La escena histórica es conocida, pero su significado se renueva con cada aniversario. En noviembre de 1845, en un recodo del Paraná cercano a la actual San Pedro, la Confederación Argentina enfrentó la presión de Gran Bretaña y Francia, dos potencias que buscaban imponer la libre navegación de los ríos interiores. La respuesta fue una defensa estratégica impulsada por Juan Manuel de Rosas y ejecutada por el general Lucio N. Mansilla, quien ordenó colocar gruesas cadenas de costa a costa para impedir el avance de la flota extranjera. El combate fue intenso y desfavorable para las fuerzas criollas, pero ese desenlace militar no definió la historia completa.
Con el correr de los meses, la resistencia argentina terminó generando un desgaste político y económico para las potencias invasoras. Ese costo, sumado a la firme postura diplomática de la Confederación, desembocó en un reconocimiento internacional del derecho del país a administrar sus ríos. Esa consecuencia transformó una derrota en un triunfo político y consolidó uno de los pilares de la soberanía nacional: la capacidad de decidir sobre el propio territorio sin imposiciones externas.

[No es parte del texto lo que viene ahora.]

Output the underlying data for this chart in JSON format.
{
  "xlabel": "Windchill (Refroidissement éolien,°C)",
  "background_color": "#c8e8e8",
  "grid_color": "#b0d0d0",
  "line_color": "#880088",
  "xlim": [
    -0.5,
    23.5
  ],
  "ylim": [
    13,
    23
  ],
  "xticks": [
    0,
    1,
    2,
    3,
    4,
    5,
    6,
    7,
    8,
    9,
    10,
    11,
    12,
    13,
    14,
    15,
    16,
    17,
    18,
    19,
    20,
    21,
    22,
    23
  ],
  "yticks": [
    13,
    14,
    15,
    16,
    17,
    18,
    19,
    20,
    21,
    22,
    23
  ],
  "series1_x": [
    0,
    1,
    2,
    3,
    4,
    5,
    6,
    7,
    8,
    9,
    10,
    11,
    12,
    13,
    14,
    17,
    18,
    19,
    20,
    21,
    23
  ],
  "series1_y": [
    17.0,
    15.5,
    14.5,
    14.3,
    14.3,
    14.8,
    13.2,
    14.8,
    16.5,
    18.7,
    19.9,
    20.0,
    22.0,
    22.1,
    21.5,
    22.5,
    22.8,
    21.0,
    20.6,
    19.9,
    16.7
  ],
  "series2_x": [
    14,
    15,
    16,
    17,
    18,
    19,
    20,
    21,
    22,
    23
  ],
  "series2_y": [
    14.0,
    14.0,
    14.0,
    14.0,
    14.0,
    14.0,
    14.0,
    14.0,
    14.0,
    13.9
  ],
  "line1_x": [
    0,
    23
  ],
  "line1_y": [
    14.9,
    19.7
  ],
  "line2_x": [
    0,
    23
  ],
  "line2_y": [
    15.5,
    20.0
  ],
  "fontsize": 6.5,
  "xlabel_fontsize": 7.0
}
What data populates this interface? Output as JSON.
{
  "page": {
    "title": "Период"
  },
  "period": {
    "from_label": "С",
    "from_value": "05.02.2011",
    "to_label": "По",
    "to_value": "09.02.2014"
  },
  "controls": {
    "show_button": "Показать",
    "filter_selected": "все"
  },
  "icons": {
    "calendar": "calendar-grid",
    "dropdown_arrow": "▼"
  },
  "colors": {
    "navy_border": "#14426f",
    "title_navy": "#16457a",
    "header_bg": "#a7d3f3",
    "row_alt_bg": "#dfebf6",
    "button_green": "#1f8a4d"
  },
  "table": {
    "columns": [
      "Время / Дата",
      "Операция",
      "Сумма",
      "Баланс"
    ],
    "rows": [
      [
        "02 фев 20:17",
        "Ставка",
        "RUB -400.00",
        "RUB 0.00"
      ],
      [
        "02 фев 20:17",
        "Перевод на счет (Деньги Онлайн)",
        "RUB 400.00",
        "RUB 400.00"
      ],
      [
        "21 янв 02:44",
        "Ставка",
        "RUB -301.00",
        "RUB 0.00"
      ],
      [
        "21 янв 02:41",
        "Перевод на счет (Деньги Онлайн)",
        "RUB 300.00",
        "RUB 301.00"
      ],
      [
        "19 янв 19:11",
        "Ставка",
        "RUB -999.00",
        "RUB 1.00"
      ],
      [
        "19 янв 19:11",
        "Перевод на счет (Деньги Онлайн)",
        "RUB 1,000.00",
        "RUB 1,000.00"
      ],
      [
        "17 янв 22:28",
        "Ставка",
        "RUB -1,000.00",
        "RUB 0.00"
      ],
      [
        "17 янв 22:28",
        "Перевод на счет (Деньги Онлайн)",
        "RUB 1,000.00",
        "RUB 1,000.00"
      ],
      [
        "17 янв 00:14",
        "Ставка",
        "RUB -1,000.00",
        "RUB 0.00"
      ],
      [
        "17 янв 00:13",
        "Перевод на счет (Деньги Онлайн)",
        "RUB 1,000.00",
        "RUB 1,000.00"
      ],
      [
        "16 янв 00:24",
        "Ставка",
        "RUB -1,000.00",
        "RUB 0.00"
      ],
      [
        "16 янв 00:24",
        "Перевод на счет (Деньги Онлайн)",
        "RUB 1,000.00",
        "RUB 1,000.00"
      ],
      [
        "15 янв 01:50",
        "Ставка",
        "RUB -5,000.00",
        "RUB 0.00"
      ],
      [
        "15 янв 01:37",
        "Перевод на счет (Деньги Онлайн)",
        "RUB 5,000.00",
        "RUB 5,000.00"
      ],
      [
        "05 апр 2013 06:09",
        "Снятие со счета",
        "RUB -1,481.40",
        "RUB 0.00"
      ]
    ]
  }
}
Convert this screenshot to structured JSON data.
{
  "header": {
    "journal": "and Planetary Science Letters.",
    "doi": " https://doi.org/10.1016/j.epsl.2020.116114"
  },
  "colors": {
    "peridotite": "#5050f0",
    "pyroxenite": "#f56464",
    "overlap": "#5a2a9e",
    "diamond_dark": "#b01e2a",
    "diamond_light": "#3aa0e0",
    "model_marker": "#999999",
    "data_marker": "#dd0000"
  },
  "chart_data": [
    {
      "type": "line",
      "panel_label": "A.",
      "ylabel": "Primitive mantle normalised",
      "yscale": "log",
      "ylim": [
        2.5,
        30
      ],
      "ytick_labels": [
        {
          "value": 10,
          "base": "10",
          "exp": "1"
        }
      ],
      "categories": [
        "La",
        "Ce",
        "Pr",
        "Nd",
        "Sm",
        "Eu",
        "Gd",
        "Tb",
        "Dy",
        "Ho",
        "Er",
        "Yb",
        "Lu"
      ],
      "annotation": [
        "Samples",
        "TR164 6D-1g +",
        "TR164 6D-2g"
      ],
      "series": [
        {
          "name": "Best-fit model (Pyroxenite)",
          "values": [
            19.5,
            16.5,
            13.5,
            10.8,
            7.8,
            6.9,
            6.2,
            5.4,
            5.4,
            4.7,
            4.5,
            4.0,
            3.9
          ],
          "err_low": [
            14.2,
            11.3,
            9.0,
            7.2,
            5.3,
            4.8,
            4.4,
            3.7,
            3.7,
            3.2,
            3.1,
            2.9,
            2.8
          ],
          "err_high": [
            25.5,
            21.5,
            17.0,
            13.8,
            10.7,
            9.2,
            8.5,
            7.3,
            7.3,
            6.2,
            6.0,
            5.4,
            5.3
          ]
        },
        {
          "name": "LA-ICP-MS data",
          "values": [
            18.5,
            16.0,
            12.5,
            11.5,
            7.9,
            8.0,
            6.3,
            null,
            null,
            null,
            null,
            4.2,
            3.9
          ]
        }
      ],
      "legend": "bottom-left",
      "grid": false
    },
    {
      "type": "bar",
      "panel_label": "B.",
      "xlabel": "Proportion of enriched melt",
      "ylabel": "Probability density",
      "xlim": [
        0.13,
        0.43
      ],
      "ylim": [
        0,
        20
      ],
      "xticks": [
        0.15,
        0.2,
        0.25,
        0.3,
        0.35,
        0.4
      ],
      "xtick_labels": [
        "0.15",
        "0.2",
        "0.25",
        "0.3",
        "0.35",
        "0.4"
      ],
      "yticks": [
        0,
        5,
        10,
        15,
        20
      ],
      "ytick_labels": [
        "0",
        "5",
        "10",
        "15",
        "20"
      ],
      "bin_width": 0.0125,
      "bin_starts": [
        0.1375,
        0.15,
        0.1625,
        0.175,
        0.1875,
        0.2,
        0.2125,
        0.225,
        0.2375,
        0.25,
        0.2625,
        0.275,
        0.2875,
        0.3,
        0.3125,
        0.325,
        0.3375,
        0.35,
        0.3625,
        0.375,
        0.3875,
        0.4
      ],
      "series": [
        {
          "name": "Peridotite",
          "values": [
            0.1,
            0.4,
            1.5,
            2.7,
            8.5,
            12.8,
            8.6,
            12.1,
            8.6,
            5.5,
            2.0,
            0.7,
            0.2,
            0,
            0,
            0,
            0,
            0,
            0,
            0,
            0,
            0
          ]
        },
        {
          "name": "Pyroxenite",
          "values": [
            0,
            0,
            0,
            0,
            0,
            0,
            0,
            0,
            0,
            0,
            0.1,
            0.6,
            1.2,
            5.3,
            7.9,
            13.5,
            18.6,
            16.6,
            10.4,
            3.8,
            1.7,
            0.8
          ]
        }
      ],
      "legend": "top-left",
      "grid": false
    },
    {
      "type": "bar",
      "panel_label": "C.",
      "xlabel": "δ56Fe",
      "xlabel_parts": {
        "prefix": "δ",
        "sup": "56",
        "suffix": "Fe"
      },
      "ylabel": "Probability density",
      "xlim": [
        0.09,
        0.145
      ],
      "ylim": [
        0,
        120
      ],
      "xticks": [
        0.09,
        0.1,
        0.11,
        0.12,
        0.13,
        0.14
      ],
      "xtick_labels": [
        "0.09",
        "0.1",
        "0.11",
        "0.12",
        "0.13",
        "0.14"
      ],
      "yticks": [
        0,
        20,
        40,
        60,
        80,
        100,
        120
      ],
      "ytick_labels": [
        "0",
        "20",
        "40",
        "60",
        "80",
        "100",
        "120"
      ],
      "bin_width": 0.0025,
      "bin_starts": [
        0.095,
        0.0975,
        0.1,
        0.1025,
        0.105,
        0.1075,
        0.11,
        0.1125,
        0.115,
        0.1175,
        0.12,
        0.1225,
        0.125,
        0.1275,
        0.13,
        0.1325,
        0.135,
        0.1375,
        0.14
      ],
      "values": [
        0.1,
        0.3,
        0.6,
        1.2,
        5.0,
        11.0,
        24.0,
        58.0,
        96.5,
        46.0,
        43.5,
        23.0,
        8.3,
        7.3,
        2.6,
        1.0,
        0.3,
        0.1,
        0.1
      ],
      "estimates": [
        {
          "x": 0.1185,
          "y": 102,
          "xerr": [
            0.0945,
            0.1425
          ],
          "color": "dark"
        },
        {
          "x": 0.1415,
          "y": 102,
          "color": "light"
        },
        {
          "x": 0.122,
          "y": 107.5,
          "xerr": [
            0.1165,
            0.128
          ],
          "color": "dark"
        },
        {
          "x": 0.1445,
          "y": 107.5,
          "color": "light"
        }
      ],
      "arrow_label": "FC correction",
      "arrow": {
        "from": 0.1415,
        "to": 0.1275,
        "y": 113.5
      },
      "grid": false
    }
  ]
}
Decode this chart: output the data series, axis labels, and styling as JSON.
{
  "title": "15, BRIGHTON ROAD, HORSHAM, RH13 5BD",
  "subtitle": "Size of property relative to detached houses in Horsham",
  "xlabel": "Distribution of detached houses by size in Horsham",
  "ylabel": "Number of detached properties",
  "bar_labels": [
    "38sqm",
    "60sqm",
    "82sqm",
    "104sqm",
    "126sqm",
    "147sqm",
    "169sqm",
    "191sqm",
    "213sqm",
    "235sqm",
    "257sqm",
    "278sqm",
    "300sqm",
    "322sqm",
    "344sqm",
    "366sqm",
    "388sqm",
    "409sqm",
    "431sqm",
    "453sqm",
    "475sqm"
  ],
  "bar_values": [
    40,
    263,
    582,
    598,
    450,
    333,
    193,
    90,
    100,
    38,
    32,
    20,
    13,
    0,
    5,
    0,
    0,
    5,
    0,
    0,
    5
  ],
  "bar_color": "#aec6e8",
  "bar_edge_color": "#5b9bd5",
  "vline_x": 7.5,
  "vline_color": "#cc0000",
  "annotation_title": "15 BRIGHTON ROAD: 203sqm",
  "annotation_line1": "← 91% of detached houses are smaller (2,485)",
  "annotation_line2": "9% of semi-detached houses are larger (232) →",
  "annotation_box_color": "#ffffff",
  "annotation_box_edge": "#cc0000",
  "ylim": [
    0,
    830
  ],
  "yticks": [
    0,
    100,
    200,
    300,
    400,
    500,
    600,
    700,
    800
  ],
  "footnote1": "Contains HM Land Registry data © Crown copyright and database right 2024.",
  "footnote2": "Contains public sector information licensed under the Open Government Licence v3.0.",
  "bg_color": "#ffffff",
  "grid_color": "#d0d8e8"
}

En la actualidad, la fecha habilita nuevas lecturas. La discusión sobre la soberanía abarca el control de los recursos naturales, la gestión de los puertos, la hidrovía y la necesidad de fortalecer políticas que garanticen autonomía económica y desarrollo equilibrado entre regiones. El episodio de Obligado funciona como un recordatorio de que la soberanía es un proceso en movimiento, que se adapta a las circunstancias y vuelve a tomar fuerza cuando se ponen en debate los intereses estratégicos del país.
Recordar aquella jornada también permite reflexionar sobre cómo se construye una identidad compartida. La historia de Obligado convive con desafíos contemporáneos vinculados al federalismo, la integración productiva y el rol del Estado en la protección de bienes comunes. La soberanía deja de ser una palabra solemne y vuelve a convertirse en una herramienta concreta para pensar el presente y el futuro.
Cada noviembre, la memoria de la resistencia en el Paraná recupera su sentido. No busca idealizar el pasado, sino entender cómo las decisiones tomadas en un contexto de presión externa siguen ofreciendo claves para interpretar el país de hoy. La soberanía se sostiene cuando una nación puede elegir su camino y cuando esa elección involucra a toda su sociedad, con derechos, oportunidades y un horizonte compartido.